Ce que les assureurs regardent en 2025

Les pratiques diffèrent selon les canaux, mais certaines tendances se dessinent clairement.

Les néoassureurs (Luko Pro, Orus, Acheel) fonctionnent avec le minimum de documents à la souscription. Vous fournissez votre numéro SIRET, vous cochez des cases, et l’attestation arrive par mail. Rapide, mais attention : en cas de sinistre, ils peuvent vous redemander des pièces justificatives.

Les assureurs classiques (MAAF, Allianz, Axa, MMA) demandent davantage de justificatifs, surtout si votre CA dépasse les 30 000 €, ou si votre activité est technique (ex. : BTP, informatique, conseil juridique).

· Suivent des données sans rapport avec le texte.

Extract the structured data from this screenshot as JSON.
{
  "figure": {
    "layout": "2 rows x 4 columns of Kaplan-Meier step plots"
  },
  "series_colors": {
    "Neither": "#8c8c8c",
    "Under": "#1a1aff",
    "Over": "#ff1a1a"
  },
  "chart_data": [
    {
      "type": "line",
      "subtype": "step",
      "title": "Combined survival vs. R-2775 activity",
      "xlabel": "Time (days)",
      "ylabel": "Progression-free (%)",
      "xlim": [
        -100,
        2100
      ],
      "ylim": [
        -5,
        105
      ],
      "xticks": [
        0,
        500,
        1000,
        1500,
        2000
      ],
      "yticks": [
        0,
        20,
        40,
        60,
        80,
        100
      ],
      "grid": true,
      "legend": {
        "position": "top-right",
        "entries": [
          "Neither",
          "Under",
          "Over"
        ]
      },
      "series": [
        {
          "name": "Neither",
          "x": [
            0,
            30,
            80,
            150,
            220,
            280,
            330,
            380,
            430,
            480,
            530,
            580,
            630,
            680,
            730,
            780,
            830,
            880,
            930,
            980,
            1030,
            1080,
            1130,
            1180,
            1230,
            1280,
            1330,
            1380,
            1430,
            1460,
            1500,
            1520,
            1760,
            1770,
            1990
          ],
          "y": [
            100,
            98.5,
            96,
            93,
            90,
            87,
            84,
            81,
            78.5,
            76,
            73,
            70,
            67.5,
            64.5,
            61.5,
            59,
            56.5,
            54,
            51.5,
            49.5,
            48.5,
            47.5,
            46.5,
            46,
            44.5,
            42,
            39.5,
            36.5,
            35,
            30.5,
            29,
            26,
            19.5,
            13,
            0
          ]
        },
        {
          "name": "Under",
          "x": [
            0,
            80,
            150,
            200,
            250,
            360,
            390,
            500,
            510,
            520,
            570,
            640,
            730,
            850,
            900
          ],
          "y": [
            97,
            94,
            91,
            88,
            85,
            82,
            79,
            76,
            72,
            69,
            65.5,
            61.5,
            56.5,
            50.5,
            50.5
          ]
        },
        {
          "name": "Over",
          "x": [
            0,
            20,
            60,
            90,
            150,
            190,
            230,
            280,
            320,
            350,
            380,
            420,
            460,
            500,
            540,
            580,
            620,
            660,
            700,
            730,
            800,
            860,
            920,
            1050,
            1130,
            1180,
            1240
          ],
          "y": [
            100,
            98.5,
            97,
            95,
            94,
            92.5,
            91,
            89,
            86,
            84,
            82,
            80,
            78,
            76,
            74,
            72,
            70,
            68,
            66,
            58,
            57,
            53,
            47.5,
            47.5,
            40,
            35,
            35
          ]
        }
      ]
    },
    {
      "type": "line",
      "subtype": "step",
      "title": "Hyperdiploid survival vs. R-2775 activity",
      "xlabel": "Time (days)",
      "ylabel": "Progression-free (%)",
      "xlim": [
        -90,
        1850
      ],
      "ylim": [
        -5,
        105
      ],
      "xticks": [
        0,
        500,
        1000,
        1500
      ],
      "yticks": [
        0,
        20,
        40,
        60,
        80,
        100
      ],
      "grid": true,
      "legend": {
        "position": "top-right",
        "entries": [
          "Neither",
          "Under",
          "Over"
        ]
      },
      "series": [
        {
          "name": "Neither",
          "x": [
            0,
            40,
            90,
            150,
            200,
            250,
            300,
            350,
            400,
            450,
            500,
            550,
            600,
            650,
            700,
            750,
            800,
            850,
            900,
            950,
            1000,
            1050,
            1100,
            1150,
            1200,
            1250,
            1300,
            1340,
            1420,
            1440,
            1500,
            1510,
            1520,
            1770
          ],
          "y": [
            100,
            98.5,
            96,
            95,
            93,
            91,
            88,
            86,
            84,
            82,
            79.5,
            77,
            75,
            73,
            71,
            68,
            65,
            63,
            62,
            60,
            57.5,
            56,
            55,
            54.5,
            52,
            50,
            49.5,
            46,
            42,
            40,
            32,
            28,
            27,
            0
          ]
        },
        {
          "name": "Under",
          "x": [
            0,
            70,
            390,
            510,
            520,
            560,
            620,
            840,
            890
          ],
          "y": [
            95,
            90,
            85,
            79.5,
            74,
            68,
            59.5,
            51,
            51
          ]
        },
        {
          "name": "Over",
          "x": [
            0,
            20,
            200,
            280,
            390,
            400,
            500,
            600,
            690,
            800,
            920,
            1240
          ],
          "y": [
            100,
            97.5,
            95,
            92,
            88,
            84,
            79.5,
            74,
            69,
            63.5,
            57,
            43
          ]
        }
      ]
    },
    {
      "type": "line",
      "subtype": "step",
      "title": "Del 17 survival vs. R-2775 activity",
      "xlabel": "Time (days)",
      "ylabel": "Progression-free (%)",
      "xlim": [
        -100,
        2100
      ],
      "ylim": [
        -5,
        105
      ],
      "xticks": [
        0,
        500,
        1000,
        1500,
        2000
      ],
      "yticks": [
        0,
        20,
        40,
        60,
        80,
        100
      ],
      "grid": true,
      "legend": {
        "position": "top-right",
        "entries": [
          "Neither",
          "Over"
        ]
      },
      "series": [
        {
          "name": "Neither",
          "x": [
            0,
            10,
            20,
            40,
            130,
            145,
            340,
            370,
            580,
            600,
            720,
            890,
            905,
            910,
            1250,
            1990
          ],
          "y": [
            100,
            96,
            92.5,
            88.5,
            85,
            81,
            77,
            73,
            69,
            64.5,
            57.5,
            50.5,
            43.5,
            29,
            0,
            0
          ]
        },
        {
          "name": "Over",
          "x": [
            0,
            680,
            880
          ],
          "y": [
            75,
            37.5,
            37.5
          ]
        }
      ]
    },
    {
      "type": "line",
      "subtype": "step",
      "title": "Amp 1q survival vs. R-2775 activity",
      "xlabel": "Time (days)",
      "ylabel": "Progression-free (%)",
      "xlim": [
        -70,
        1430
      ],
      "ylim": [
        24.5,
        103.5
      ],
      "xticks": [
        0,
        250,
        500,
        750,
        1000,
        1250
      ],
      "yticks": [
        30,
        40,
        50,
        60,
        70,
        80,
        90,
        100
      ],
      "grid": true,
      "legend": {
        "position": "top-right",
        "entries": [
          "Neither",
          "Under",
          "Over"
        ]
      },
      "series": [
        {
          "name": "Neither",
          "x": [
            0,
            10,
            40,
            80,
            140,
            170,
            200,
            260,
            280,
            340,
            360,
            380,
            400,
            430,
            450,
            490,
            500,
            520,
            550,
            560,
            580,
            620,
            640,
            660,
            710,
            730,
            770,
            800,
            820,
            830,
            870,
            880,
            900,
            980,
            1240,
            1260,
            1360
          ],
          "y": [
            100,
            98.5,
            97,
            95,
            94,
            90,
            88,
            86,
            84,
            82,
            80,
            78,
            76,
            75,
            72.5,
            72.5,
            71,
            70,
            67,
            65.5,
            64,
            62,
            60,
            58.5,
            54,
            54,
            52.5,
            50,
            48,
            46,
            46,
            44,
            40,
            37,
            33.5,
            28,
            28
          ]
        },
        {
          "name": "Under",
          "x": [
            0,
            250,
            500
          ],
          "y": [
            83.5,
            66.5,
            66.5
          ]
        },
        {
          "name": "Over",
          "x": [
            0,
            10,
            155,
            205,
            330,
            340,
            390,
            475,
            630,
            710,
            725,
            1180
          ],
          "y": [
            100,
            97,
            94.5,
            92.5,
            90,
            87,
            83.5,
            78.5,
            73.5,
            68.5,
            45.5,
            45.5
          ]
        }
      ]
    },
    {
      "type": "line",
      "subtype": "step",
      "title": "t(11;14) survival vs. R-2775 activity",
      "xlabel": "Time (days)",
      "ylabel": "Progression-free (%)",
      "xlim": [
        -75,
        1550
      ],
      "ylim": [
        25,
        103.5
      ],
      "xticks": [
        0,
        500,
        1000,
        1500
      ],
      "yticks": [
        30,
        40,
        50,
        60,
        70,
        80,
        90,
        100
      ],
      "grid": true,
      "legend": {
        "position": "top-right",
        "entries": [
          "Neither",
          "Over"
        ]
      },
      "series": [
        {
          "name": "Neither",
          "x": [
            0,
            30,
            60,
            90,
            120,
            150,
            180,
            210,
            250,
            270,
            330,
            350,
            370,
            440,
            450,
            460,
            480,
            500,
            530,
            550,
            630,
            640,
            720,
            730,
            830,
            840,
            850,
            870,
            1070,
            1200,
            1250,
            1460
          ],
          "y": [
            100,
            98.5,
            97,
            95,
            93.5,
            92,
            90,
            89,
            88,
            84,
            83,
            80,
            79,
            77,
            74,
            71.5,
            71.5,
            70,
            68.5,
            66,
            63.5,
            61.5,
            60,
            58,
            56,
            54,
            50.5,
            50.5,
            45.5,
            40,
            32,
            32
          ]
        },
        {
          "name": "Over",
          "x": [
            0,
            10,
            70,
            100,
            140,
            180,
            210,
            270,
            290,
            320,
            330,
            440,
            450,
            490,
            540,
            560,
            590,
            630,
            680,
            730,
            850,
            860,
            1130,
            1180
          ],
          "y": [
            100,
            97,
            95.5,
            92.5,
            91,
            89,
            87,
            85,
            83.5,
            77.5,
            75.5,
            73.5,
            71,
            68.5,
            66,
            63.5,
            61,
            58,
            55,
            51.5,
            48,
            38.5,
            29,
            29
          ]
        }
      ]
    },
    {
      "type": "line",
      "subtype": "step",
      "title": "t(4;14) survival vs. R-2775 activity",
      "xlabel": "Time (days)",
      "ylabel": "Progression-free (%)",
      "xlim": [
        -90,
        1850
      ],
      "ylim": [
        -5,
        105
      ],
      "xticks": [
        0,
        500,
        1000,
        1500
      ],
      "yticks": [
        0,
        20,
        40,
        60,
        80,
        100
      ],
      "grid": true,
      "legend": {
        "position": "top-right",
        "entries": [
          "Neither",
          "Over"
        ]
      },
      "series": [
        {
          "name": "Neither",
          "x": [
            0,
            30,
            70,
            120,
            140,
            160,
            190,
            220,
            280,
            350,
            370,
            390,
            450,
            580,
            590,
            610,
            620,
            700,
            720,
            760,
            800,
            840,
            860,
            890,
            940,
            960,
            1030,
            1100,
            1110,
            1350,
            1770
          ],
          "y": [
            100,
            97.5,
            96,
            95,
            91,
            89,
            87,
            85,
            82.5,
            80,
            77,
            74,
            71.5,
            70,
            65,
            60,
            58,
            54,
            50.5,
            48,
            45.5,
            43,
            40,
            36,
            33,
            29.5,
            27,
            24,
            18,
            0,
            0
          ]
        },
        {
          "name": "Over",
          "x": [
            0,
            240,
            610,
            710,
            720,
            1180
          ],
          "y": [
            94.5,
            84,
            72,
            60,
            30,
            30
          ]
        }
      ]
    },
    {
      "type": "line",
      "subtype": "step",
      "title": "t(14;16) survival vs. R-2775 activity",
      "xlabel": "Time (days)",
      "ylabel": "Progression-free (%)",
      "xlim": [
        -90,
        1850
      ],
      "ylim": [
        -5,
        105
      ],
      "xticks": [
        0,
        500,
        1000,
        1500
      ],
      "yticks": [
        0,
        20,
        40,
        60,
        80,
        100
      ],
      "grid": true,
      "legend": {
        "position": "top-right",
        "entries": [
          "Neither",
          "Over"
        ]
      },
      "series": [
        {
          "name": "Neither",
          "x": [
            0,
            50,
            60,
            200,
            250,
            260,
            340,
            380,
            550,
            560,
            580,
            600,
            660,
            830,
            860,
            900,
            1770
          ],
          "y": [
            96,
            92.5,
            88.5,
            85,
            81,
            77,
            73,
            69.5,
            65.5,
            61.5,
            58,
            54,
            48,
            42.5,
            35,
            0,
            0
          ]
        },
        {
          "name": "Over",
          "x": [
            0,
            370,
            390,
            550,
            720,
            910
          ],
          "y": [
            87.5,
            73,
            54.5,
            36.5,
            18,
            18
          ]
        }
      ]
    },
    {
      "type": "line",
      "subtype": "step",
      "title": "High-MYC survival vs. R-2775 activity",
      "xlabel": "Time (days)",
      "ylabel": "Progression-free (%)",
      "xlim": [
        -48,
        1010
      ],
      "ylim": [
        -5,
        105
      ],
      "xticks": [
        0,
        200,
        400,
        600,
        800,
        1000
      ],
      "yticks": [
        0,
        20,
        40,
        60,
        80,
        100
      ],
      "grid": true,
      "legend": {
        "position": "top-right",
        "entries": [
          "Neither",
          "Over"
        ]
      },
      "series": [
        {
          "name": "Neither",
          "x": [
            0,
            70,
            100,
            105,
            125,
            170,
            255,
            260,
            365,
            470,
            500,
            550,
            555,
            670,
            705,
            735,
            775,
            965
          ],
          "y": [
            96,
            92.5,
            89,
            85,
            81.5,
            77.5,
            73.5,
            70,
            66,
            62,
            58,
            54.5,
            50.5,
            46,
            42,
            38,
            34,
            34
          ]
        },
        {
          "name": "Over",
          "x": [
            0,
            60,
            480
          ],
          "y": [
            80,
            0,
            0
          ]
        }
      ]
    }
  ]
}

Les plateformes hybrides (+Simple, Simplis, Assurup) proposent une souscription fluide, mais leur tarification dépend fortement de la description d’activité. Le formulaire peut paraître simple, mais chaque mot est scruté par un algorithme.

Quelques conseils qui évitent de gros problèmes

Vérifiez votre code APE : un mauvais code peut entraîner un refus d’indemnisation. Mieux vaut le faire rectifier à la source si besoin (via l’INSEE ou l’URSSAF).

Regroupez vos pièces dans un dossier PDF unique. La plupart des assureurs acceptent un envoi par formulaire ou mail. Vous gagnerez du temps.

Mettez à jour votre contrat chaque année. Si votre activité change, l’assureur doit le savoir. Sinon, bonjour les ennuis en cas de sinistre.

Demandez toujours une attestation d’assurance. C’est souvent exigé pour signer un contrat avec un client ou accéder à une plateforme de freelance.

Privilégiez un contrat avec RC exploitation ET RC après livraison, surtout si vous travaillez sur site client ou fournissez un livrable.

Ajoutez à cela une communication transparente avec l’assureur, une lecture attentive des garanties et exclusions, et vous aurez un contrat réellement utile. Parce qu’au fond, une assurance n’est pas là pour faire joli dans un dossier. Elle est là pour amortir la chute quand tout dérape. Et pour ça, mieux vaut qu’elle soit bien paramétrée dès le départ.